I'm trying to get content of this page: http://www.nytimes.com/2014/01/26/us/politics/rand-pauls-mixed-inheritance.html?hp&_r=0
I tried file_get_contents
and curl
solution but all gives me a Login page of NYTimes and I have no idea why.
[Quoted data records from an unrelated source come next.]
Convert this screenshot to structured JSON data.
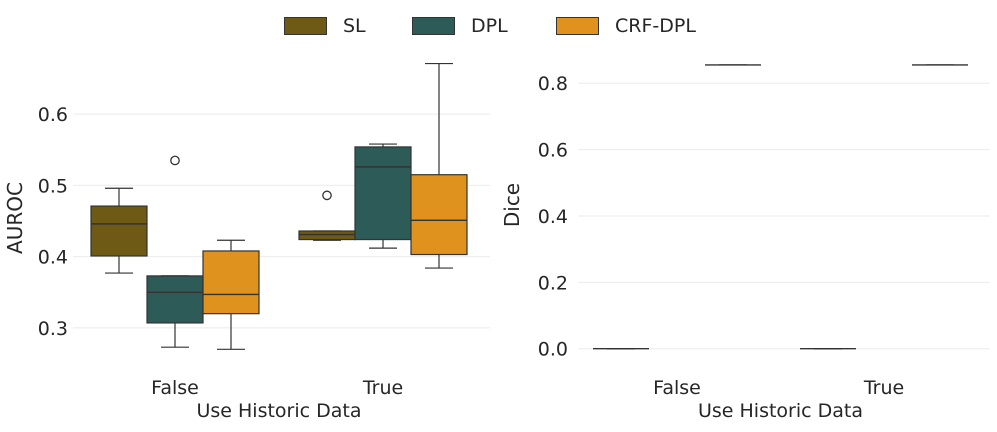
{
  "legend": {
    "items": [
      {
        "label": "SL",
        "color": "#6e5a14"
      },
      {
        "label": "DPL",
        "color": "#2d5b58"
      },
      {
        "label": "CRF-DPL",
        "color": "#e0921e"
      }
    ]
  },
  "chart_data": [
    {
      "type": "box",
      "xlabel": "Use Historic Data",
      "ylabel": "AUROC",
      "categories": [
        "False",
        "True"
      ],
      "yticks": [
        "0.3",
        "0.4",
        "0.5",
        "0.6"
      ],
      "ytick_values": [
        0.3,
        0.4,
        0.5,
        0.6
      ],
      "ylim": [
        0.255,
        0.69
      ],
      "grid": true,
      "series": [
        {
          "name": "SL",
          "boxes": [
            {
              "category": "False",
              "whislo": 0.377,
              "q1": 0.401,
              "med": 0.446,
              "q3": 0.471,
              "whishi": 0.496,
              "fliers": []
            },
            {
              "category": "True",
              "whislo": 0.423,
              "q1": 0.424,
              "med": 0.431,
              "q3": 0.436,
              "whishi": 0.436,
              "fliers": [
                0.486
              ]
            }
          ]
        },
        {
          "name": "DPL",
          "boxes": [
            {
              "category": "False",
              "whislo": 0.273,
              "q1": 0.307,
              "med": 0.35,
              "q3": 0.373,
              "whishi": 0.373,
              "fliers": [
                0.535
              ]
            },
            {
              "category": "True",
              "whislo": 0.412,
              "q1": 0.424,
              "med": 0.526,
              "q3": 0.554,
              "whishi": 0.558,
              "fliers": []
            }
          ]
        },
        {
          "name": "CRF-DPL",
          "boxes": [
            {
              "category": "False",
              "whislo": 0.27,
              "q1": 0.32,
              "med": 0.347,
              "q3": 0.408,
              "whishi": 0.423,
              "fliers": []
            },
            {
              "category": "True",
              "whislo": 0.384,
              "q1": 0.403,
              "med": 0.451,
              "q3": 0.515,
              "whishi": 0.671,
              "fliers": []
            }
          ]
        }
      ]
    },
    {
      "type": "box",
      "xlabel": "Use Historic Data",
      "ylabel": "Dice",
      "categories": [
        "False",
        "True"
      ],
      "yticks": [
        "0.0",
        "0.2",
        "0.4",
        "0.6",
        "0.8"
      ],
      "ytick_values": [
        0.0,
        0.2,
        0.4,
        0.6,
        0.8
      ],
      "ylim": [
        -0.04,
        0.9
      ],
      "grid": true,
      "series": [
        {
          "name": "SL",
          "boxes": [
            {
              "category": "False",
              "whislo": 0.0,
              "q1": 0.0,
              "med": 0.0,
              "q3": 0.0,
              "whishi": 0.0,
              "fliers": []
            },
            {
              "category": "True",
              "whislo": 0.0,
              "q1": 0.0,
              "med": 0.0,
              "q3": 0.0,
              "whishi": 0.0,
              "fliers": []
            }
          ]
        },
        {
          "name": "DPL",
          "boxes": []
        },
        {
          "name": "CRF-DPL",
          "boxes": [
            {
              "category": "False",
              "whislo": 0.855,
              "q1": 0.855,
              "med": 0.855,
              "q3": 0.855,
              "whishi": 0.855,
              "fliers": []
            },
            {
              "category": "True",
              "whislo": 0.855,
              "q1": 0.855,
              "med": 0.855,
              "q3": 0.855,
              "whishi": 0.855,
              "fliers": []
            }
          ]
        }
      ]
    }
  ]
}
Tried these file_get_contents()/curl getting unexpected page, PHP file_get_contents() behaves differently to browser, file_get_content get the wrong web
Is there any solution? Thanks
EDIT:
//this is the curl code I use
$cookieJar = dirname(__FILE__) . '/cookie.txt';
curl_setopt($ch, CURLOPT_COOKIEJAR, $cookieJar);
curl_setopt($ch, CURLOPT_COOKIEFILE, $cookieJar);
curl_setopt($ch, CURLOPT_URL, $link);
curl_setopt($ch, CURLOPT_RETURNTRANSFER, 1);
curl_setopt($ch, CURLOPT_USERAGENT, 'Mozilla/5.0 (Windows; U; Windows NT 5.1; en-US; rv:1.9.2.12) Gecko/20101026 Firefox/3.6.12');
curl_setopt($ch, CURLOPT_CONNECTTIMEOUT, $timeout);
$data = curl_exec($ch);
curl_close($ch);
try to test it using saving cookies to same directory where the script resides first
so set the cookies path like that
$cookie = "cookie.txt";
this code works with me and i got the page
<?php
function curl_get_contents($url)
{
$ch = curl_init();
curl_setopt($ch, CURLOPT_URL, $url);
curl_setopt($ch, CURLOPT_RETURNTRANSFER, 1);
curl_setopt($ch, CURLOPT_COOKIEFILE, "cookie.txt");
curl_setopt($ch, CURLOPT_COOKIEJAR, "cookie.txt");
curl_setopt($ch, CURLOPT_FOLLOWLOCATION, 1);
$data = curl_exec($ch);
curl_close($ch);
return $data;
}
$get_page = curl_get_contents("http://www.nytimes.com/2014/01/26/us/politics/rand-pauls-mixed-inheritance.html?hp&_r=1");
echo $get_page;
?>
I think you need cURL to allow cookies to be saved. Try adding these lines to the cURL setup. For me this worked:
$cookie = dirname(__FILE__) . "\cookie.txt";
curl_setopt($ch, CURLOPT_COOKIEJAR, $cookie);
curl_setopt($ch, CURLOPT_COOKIEFILE, $cookie);
Use Live HTTP Headers firefox plugin to check what is going on during page access. There can be redirections, cookie set etc. And then try to implement this behaviour with php curl (note: set user-agent as and other client headers the same as browser)